CHRIS SEWARD — cseward@newsobserver.com Buy Photo

North Carolina’s national brand may be changing – but not the way Gov. Pat McCrory intended when he talked during his campaign about the Tar Heel state undergoing an image makeover.

“North Carolina’s economic development brand is currently being diminished by high taxes, excessive regulation and broken state government,” was McCrory’s standard campaign line.

There was the suggestion of perhaps a new advertising slogan. The new brand that McCrory seems to want is that North Carolina is more business-friendly.

But since he took office in January, the state has been undergoing a brand change of a very different kind.

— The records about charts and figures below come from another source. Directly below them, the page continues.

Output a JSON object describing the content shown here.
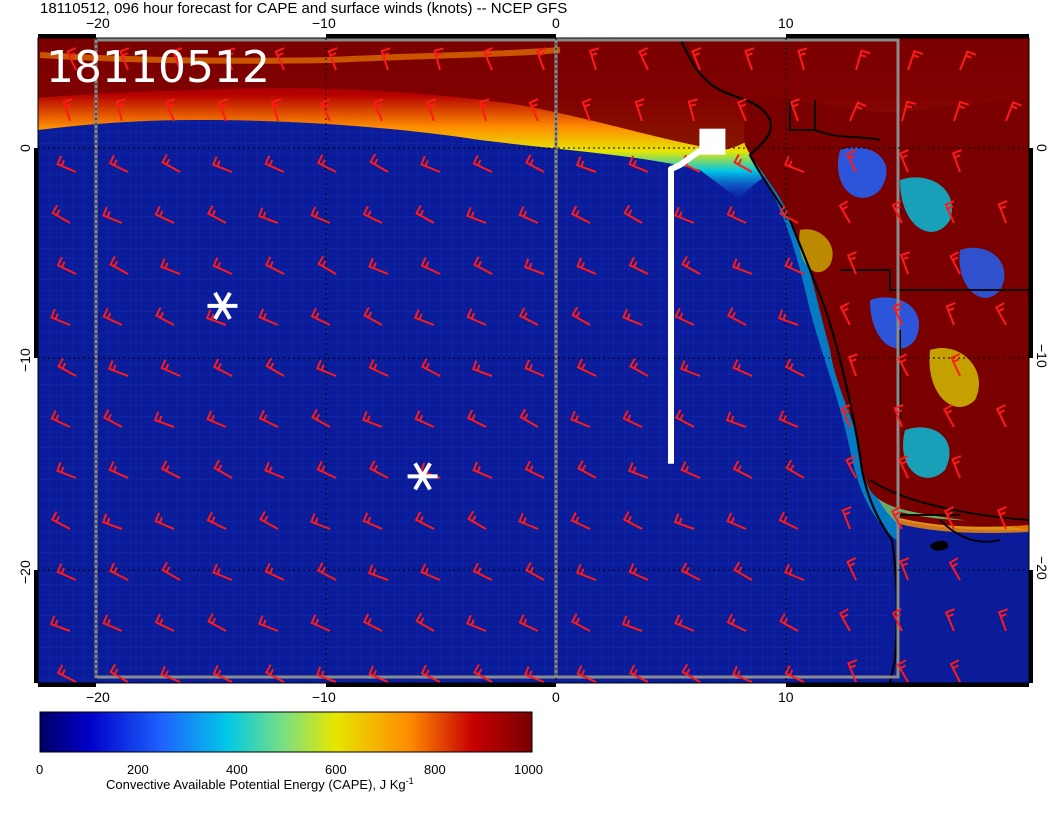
{
  "title": "18110512, 096 hour forecast for CAPE and surface winds (knots) -- NCEP GFS",
  "timestamp_label": "18110512",
  "axes": {
    "lon_ticks": [
      "−20",
      "−10",
      "0",
      "10"
    ],
    "lat_ticks": [
      "0",
      "−10",
      "−20"
    ]
  },
  "colorbar": {
    "tick_labels": [
      "0",
      "200",
      "400",
      "600",
      "800",
      "1000"
    ],
    "label_main": "Convective Available Potential Energy (CAPE), J Kg",
    "label_sup": "-1",
    "colors": [
      "#000066",
      "#0000c8",
      "#1e64ff",
      "#00c8e6",
      "#7fe07f",
      "#e6e600",
      "#ff8c00",
      "#c80000",
      "#780000"
    ]
  },
  "map": {
    "ocean_color": "#0a1c9a",
    "land_high_cape_color": "#7a0000",
    "wind_barb_color": "#ff1a1a",
    "marker_color": "#ffffff",
    "storm_markers": [
      {
        "name": "storm-marker-west",
        "lon": -14.5,
        "lat": -7.5
      },
      {
        "name": "storm-marker-south",
        "lon": -5.8,
        "lat": -15.6
      }
    ],
    "track": [
      {
        "lon": 6.8,
        "lat": 0.3
      },
      {
        "lon": 5.4,
        "lat": -0.8
      },
      {
        "lon": 5.0,
        "lat": -1.0
      },
      {
        "lon": 5.0,
        "lat": -15.0
      }
    ]
  }
}
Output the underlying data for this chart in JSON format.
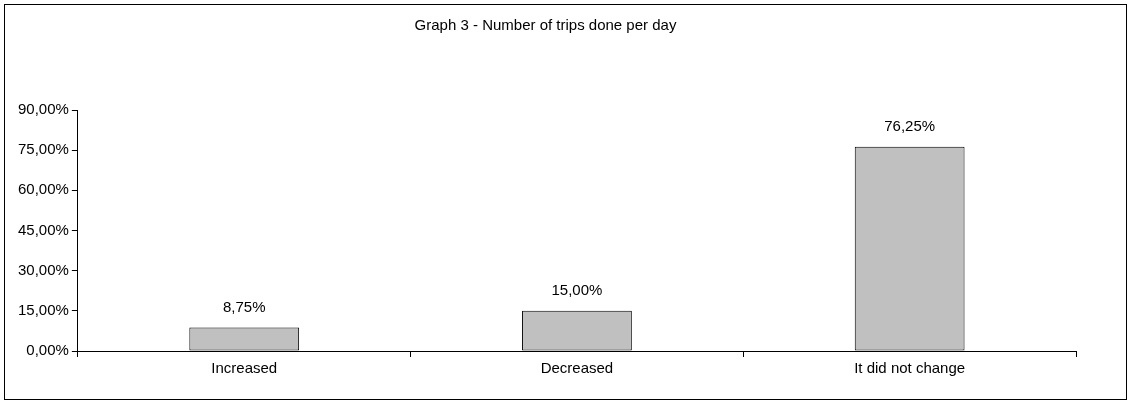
{
  "chart_data": {
    "type": "bar",
    "title": "Graph 3 - Number of trips done per day",
    "categories": [
      "Increased",
      "Decreased",
      "It did not change"
    ],
    "values": [
      8.75,
      15.0,
      76.25
    ],
    "value_labels": [
      "8,75%",
      "15,00%",
      "76,25%"
    ],
    "color": "#c0c0c0",
    "ylim": [
      0,
      90
    ],
    "yticks": [
      {
        "value": 0,
        "label": "0,00%"
      },
      {
        "value": 15,
        "label": "15,00%"
      },
      {
        "value": 30,
        "label": "30,00%"
      },
      {
        "value": 45,
        "label": "45,00%"
      },
      {
        "value": 60,
        "label": "60,00%"
      },
      {
        "value": 75,
        "label": "75,00%"
      },
      {
        "value": 90,
        "label": "90,00%"
      }
    ],
    "grid": false,
    "legend": false
  }
}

The sharp rightward turn of the legislature and the Moral Monday protests have turned North Carolina into one of the nation’s top political spectacles.

CBS News, Fox News, The Wall Street Journal, The Washington Post, The Los Angeles Times, MSNBC and The New York Times have all beaten a path to Raleigh to gawk.

The national coverage is worth millions of dollars of publicity. Unfortunately for North Carolina, it may also be the wrong kind of publicity.

Moderate reputation

For decades, North Carolina prided itself as a middle-of-the road state, electing moderate governors of both parties. Such stable, moderate governance was considered good for business.

One of the reasons North Carolina didn’t mount a campaign of massive resistance against integration during the 1950s and 1960s was that governors such as Luther Hodges and the state’s business leadership thought it would scare away the corporations the state was trying to convince to locate here.

So how does the current legislature’s agenda fit into the state’s image of a modern, moderate state where a smart 21st-century executive would want to invest?

Anti-gay laws? Shariah legislation? Guns in bars? Some of the worst-funded public schools and worst-paid teachers in the nation? Shrinking the once proud University of North Carolina’s budget? Harsh anti-abortion legislation? The list goes on.

The massive weekly demonstrations and arrests look like a state that is on the verge of a nervous breakdown.

Companies are watching

The lawmakers claim not to be concerned about the national coverage. I believe them. But they should be.

They may not read or watch the national news. But guess who does? The deep pockets who decide where the jobs will go.

Think about the companies that North Carolina is counting on to invest in its future: MetLife of New York; Citrix Systems of Santa Clara, Calif.; Fidelity Systems of Boston; Wells Fargo of San Francisco; GlaxoSmithKline of London; Cisco Systems of San Jose, Calif.; Lenovo of Beijing; and Credit Suisse of Zurich.

Undoubtedly, someone will say, well what about Texas? That is a very conservative state, yet it attracts lots of corporations. But Texas is America’s Saudi Arabia, and unless North Carolina discovers another Permian Basin, it can not count on following the Texas model.

What kind of brand do you think these out-of-state companies are looking for? Do you think they are looking for strife-filled states with bargain basement taxes whose politics have become political three-ring circuses? Or are they looking for moderate, well-regulated states?

Six months into his administration, McCrory may have already lost control of the branding issue.